Use local resources when validating XML
Depending of you enterprise security policy, some – if not most of your middleware servers have no access to Internet. It’s even worse when your development infrastructure is isolated from the Internet (such as banks or security companies). In this case, validating your XML against schemas becomes a real nightmare.
Of course, you could set the XML schema location to a location on your hard drive. But about about your co-workers then? They would have to have the schema in exactly the same filesystem hierarchy, and that wouldn’t solve your problem about the production environment…
XML catalogs are the nominal solution for your quandary. In effect, you plug in a resolver that knows how to map an online location to a location on your filesystem (or more precisely a location to another one). This resolver is set through the
xml.catalog.files system property that may be different for each developer or in the production environment:
<catalog xmlns="urn:oasis:names:tc:entity:xmlns:xml:catalog"> <system systemId="http://blog.frankel.ch/xmlcatalog/person.xsd" uri="person.xsd" /> <system systemId="http://blog.frankel.ch/xmlcatalog/order.xsd" uri="order.xsd" /> </catalog>
Now, when validation happens, instead of looking up the online schema URL location, it looks up the local schema.
XML catalogs can be used with JAXP, either SAX, DOM or STaX. The following details the code how to use them with SAX.
SAXParserFactory factory = SAXParserFactory.newInstance(); factory.setNamespaceAware(true); factory.setValidating(true); XMLReader reader = factory.newSAXParser().getXMLReader(); // Set XSD as the schema language reader.setProperty("http://java.sun.com/xml/jaxp/properties/schemaLanguage", "http://www.w3.org/2001/XMLSchema"); // Use XML catalogs reader.setEntityResolver(new CatalogResolver()); InputStream stream = getClass().getClassLoader().getResourceAsStream("person.xml"); reader.parse(new InputSource(stream));
Two lines are important:
- In line 13, we tell the reader to use XML catalogs
- But line 7 is almost as important: we absolutely have to use the reader, not the SAX parser to parse the XML or validation will be done online!

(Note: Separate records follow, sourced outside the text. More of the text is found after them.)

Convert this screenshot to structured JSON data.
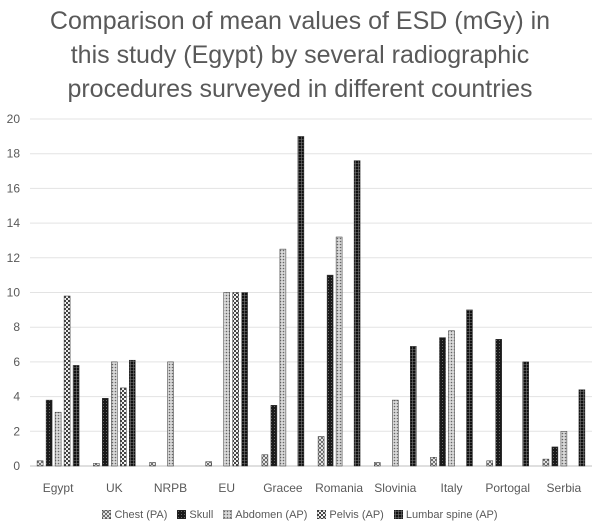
{
  "chart_data": {
    "type": "bar",
    "title_lines": [
      "Comparison of mean values of ESD (mGy) in",
      "this study (Egypt) by several radiographic",
      "procedures surveyed in different countries"
    ],
    "title": "Comparison of mean values of ESD (mGy) in this study (Egypt) by several radiographic procedures surveyed in different countries",
    "xlabel": "",
    "ylabel": "",
    "ylim": [
      0,
      20
    ],
    "yticks": [
      0,
      2,
      4,
      6,
      8,
      10,
      12,
      14,
      16,
      18,
      20
    ],
    "grid": true,
    "legend_position": "bottom",
    "categories": [
      "Egypt",
      "UK",
      "NRPB",
      "EU",
      "Gracee",
      "Romania",
      "Slovinia",
      "Italy",
      "Portogal",
      "Serbia"
    ],
    "series": [
      {
        "name": "Chest (PA)",
        "pattern": "cross-light",
        "values": [
          0.3,
          0.15,
          0.2,
          0.25,
          0.65,
          1.7,
          0.2,
          0.5,
          0.3,
          0.4
        ]
      },
      {
        "name": "Skull",
        "pattern": "dark-solid",
        "values": [
          3.8,
          3.9,
          0,
          0,
          3.5,
          11.0,
          0,
          7.4,
          7.3,
          1.1
        ]
      },
      {
        "name": "Abdomen (AP)",
        "pattern": "dotted",
        "values": [
          3.1,
          6.0,
          6.0,
          10.0,
          12.5,
          13.2,
          3.8,
          7.8,
          0,
          2.0
        ]
      },
      {
        "name": "Pelvis (AP)",
        "pattern": "checker",
        "values": [
          9.8,
          4.5,
          0,
          10.0,
          0,
          0,
          0,
          0,
          0,
          0
        ]
      },
      {
        "name": "Lumbar spine (AP)",
        "pattern": "dark-grid",
        "values": [
          5.8,
          6.1,
          0,
          10.0,
          19.0,
          17.6,
          6.9,
          9.0,
          6.0,
          4.4
        ]
      }
    ]
  }
}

There are basically two use cases for XML catalogs:
- As seen above, the first use-case is to validate XML files against cached local schemas files
- In addition to that, XML catalogs can also be used as an alternative to
LSResourceResolver(as seen previously in XML validation with imported/included schemas)
CatalogResolver class is available in the JDK in an internal
com.sun package, but the Apache XML resolver library does the job. In fact, the internal class is just a repackaging of the Apache one.
If you use Maven, the dependency is the following:
<dependency> <groupId>xml-resolver</groupId> <artifactId>xml-resolver</artifactId> <version>1.2</version> </dependency>
Catalog are a file-system based standard way to map an online schema location.
However, this isn’t always the best strategy to choose from. For example, Spring provides its different schemas inside JARs, along classes and validation is done against those schemas.
In order to do the same, replace line 13 in the code above, and instead of a
CatalogResolver, use your own implementation of EntityResolver.
You can find the source for this article here (note that associated tests use a custom security policy file to prevent network access, and if you want to test directly inside your IDE, you should reuse the system properties used inside the POM).